The ship had to be sacrificed and the two copilots had the choice of perhaps making sure the Engineer's ship was indeed destroyed or at least giving a comrade-in-arms the moral support he needed or may have needed.
The alternative was staying with Vickers in her luxurious private section of the ship but almost certainly starving or running out of air (maybe there was technology to synthesize air from that of the moon) before a rescue ship which, given the trillion-dollar price she mentioned, might never be sent or even if it was, not get there in time.
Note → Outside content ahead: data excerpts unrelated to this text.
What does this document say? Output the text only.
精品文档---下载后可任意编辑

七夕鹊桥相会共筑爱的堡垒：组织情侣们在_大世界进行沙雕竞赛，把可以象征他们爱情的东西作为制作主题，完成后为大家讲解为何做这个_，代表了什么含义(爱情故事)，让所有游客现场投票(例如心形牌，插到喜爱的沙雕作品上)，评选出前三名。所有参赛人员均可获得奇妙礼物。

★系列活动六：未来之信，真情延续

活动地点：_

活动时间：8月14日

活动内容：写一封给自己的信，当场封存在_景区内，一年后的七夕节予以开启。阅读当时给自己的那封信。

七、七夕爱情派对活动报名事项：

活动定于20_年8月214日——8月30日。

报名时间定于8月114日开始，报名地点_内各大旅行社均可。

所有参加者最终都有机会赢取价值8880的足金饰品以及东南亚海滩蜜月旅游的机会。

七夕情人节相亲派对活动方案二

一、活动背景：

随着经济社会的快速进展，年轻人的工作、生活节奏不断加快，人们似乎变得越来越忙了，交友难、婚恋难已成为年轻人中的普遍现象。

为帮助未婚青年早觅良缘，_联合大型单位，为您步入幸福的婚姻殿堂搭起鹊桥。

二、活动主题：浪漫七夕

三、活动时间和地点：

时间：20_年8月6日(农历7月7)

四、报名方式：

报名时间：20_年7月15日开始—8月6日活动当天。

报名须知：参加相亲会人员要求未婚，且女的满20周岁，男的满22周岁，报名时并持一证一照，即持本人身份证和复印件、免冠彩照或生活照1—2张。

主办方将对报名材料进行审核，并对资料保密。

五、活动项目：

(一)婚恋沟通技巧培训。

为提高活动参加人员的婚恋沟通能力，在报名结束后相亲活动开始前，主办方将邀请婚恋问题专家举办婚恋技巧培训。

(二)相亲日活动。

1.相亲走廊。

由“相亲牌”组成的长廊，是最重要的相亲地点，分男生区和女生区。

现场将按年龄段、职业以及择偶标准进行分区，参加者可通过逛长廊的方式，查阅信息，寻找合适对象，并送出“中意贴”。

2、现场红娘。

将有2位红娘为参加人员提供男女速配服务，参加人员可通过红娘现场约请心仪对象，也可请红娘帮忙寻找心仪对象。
The two men also might wonder firstly just how unpleasant being stuck with Vickers was and, perhaps pretty realistically, whether she would simply kill them to extend her own rations.
They did not have a lot of time to think about it, but I believe many people, especially in a quasi-military job, would not leave their captain to sacrifice himself.
I don't know if they wondered in that brief time whether what was being done really was necessary -- Janek actually had a pretty good idea (in fact he was the first to realize the nature of the moon -- that it was not a colony but set up to make weapons) that Shaw was indeed correct. I don't know if they expected to be thought of as heroes on Earth or if they would have cared or even if Earth would ever find out that they were spared the fate that David inflicted upon the world of the Engineer-like race. (I assume that a trillion-dollar ship kept sending info to Earth 24/7 so that the only men in history to save the entire Earth would one day be known as the heroes they were.)